Eleventh week of 2018 edition!
This is a Crow’s eye view of the posts that caught my attention this week. Typically, they’ll be posts that celebrate some aspect of anime, in particular strong characters, intricate plots, or amazing worlds.
There are only two rules:
- I have to find the site to read it. So, if you never see your site mentioned, it might be that I don’t know it’s there! Please feel free to mention your site in the comments.
- Your post had to have been published during the last seven days (or so)
You can find a list of the sites I check every week here.
There’re a lot of good posts in the anime space. I hope this post helps you find some of them!
A Place Further Than The Universe has had more than it’s fair share of beautiful character moments. Episode 11 was no exception! In this review from AngryAnimeBitches, we learn about Hinata Miyake’s backstory (disclaimer: she’s probably my favorite character in the series) and how it follows her to Antarctica. But she’s not alone, now. She has friends like Shirase Kobuchizawa. This review captures the show’s heart and clearly demonstrates why the show’s so high on my list of favorites this season.
Sometimes, understanding the creative techniques used to evoke your feelings can make the experience even more enjoyable. That’s the topic of this post from Atelier Emily for me, in full bloom. If you watched Land of the Lustrous, you may have been struck by the shows visual beauty and by the drama and relatability of Pho’s journey of self-discovery. You may have missed some of the subtle techniques the animators and others used to elicit those reactions. I know I did, and I thought you might enjoy some fun enlightenment!
I want to make this point before saying anything else: Yes, I still like A Record of Grancrest War. No, I’m not lying. No, I’m not insane (that anyone can prove). I like what I like.

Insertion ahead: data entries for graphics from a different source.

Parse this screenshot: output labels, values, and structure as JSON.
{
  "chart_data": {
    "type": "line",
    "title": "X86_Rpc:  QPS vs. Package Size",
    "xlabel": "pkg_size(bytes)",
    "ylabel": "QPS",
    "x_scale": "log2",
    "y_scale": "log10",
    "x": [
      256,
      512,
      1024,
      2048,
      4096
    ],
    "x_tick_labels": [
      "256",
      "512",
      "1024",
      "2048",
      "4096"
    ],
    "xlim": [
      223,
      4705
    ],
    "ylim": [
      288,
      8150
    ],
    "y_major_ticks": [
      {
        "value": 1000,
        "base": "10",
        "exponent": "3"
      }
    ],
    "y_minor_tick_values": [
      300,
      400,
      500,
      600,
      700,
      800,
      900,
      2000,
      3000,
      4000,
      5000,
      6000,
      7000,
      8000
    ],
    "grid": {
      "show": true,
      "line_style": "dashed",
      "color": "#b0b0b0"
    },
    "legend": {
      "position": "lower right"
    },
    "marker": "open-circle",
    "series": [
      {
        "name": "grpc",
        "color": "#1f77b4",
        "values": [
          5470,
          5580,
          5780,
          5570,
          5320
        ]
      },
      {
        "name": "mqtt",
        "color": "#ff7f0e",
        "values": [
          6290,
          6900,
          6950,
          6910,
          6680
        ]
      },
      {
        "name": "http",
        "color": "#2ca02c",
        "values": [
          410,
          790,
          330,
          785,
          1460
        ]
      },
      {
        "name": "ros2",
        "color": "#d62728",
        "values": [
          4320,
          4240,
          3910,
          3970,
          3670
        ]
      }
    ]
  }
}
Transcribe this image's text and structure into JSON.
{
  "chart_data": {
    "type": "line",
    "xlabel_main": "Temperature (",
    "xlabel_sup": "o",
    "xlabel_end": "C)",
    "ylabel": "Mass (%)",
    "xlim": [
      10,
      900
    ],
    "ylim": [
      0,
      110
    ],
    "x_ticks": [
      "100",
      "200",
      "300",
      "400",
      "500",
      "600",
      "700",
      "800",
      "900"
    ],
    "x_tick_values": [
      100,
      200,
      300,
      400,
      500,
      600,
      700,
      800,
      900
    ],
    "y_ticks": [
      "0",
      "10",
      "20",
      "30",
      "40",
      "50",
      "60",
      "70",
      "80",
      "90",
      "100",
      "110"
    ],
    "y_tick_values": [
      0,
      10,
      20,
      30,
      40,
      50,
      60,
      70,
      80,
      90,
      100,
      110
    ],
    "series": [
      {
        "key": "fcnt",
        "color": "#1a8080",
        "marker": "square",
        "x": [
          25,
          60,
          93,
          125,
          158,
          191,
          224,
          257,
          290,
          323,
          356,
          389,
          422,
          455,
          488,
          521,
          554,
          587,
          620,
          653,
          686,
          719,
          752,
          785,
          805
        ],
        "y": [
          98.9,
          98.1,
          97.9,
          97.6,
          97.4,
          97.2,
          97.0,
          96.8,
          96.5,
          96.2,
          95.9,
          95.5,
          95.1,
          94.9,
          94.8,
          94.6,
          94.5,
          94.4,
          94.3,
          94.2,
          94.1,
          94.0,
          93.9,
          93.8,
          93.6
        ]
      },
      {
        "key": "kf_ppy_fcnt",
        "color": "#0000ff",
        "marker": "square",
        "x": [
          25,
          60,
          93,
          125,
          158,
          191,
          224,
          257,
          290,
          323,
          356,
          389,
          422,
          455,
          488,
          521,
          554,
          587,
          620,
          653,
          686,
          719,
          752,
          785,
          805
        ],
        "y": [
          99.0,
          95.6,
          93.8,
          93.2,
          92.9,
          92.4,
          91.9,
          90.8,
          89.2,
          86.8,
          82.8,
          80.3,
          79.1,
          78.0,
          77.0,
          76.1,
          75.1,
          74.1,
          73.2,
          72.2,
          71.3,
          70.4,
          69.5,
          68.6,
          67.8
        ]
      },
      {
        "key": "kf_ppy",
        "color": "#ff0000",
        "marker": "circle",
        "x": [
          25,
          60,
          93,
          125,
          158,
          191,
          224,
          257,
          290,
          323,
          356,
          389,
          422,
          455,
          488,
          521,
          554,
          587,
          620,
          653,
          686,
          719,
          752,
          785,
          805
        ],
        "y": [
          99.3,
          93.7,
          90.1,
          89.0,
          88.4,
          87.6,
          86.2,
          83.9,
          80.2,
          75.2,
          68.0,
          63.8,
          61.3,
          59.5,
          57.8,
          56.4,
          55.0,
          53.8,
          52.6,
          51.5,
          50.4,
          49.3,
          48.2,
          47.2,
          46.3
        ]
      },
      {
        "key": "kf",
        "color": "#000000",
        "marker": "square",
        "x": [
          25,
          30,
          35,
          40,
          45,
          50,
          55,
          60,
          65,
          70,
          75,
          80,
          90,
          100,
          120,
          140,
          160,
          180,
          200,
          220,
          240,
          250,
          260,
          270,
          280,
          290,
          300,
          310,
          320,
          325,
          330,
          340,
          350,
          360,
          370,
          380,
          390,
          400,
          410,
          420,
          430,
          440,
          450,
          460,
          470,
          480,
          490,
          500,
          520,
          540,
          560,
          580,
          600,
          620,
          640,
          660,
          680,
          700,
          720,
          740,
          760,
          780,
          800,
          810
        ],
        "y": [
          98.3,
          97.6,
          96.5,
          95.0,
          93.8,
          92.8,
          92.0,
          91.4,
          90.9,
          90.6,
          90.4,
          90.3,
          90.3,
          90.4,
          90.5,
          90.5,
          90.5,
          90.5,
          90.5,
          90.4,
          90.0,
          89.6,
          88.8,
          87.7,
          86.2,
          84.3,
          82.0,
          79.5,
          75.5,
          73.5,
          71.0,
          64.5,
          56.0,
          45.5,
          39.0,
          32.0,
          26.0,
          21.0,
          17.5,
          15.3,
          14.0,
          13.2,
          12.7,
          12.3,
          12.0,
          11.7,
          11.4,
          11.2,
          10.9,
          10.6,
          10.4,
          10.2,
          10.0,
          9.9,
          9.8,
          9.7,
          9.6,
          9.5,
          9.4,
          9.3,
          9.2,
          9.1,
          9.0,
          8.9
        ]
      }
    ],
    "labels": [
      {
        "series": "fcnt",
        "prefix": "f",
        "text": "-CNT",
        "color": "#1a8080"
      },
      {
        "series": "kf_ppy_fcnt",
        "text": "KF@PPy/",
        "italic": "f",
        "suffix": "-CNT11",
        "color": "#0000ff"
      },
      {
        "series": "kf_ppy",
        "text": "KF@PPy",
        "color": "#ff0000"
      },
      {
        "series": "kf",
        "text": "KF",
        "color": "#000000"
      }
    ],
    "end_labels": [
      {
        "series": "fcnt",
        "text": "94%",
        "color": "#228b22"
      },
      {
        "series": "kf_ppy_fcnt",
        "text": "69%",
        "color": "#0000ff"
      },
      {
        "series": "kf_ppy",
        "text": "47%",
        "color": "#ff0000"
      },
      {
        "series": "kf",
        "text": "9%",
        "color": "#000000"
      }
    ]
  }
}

That being said, I can’t disagree with the points in this post from I drink and watch anime. For example, I have to admit that the show continues to hurl new characters at us at an alarming rate. Case in point: Marrine Kreische’s little sister, the leader of the hitherto unknown Nordic fleet. I only know her name’s Ururika because I had to pause the playback to copy it down so I could write my review. That name’s so obscure that even MyAnimeList and Anime Planet don’t list it! Anyway, if you’re tired of my positivity about the show, I’d like to present you with a very rational and fun alternative perspective to read.
I hope you’ll forgive me — this isn’t the last post you’ll see me reference about Violet Evergarden! But when I like something, I really like something, so thanks for your indulgence!
But I think you’ll understand when you read this post from KAWAIIPAPERPANDAS. The writer focuses on what I thought was the most emotionally powerful moments in an episode packed with such moments. As compelling as the secondary characters are, the show is about Violet. This reviewer highlights Violet’s contribution to this episode — and if you saw it (you lucky folks who live in a country where you can legally stream it!), you’ll know what I’m talking about.
I hesitate to make statements about the community of anime reviewers and commenters even though I consume tons of blogging material (I don’t have anything even close to the time I’d need to follow YouTubers!). But I see trends and wonder about them. Peach’s Almanac has a thought-provoking post about an emerging trend in anime reviews — and touches on the price some of us on the outskirts pay for having a different perspective. If you’re interested in diversity in opinion about anime, this is really worth reading!
At work the other day, I made an off-hand comment that I’d changed my mind about something based on a co-worker’s feedback. I wasn’t prepared for the general celebration that followed. Apparently, I’m not known for changing my mind! So I read this post from Therefore It Is with even greater interest than usual. The writer starts out with a neutral tending negative impression of the character Sayaka Miki from Puella Magi Madoka Magica and describes how looking at the character from a different perspective completely change the writer’s opinion. As a fan of the series, I have to say it changed my opinion, too! My coworkers would be very happy.
I’m sure you are already aware of this, but while writers and artists love their vocation, they, too, need to do things like pay bills. And what do you need to pay bills? It’s not good will, I can tell you that! This post from Tiny Ugly Animal doesn’t just rehash the old arguments against consuming free bootleg content. The writer shares a compelling perspective on why you shouldn’t “Bundy that book.”
On a side note, looking up a source for the phrase “Don’t Bundy that book” made me realize that I first heard it in 1987, which was after I graduated from college. Criminy, how old am I?
I live for enthralling character moments. But I like analyzing how all of the elements of fiction, like plot, characterization, theme, and setting, work together to make those moments happen. This post from Wormwood (みみドしま 歪んだ白に、真っ直ぐな黒) caught my attention because of how well it analyzed episode 10 of Violet Evergarden. If you’re lucky enough to live somewhere were you could legally watch this episode, you’ll know the kind of impact it had. This post breaks down the differences between the anime episode and the light novel source material in a way I found fascinating.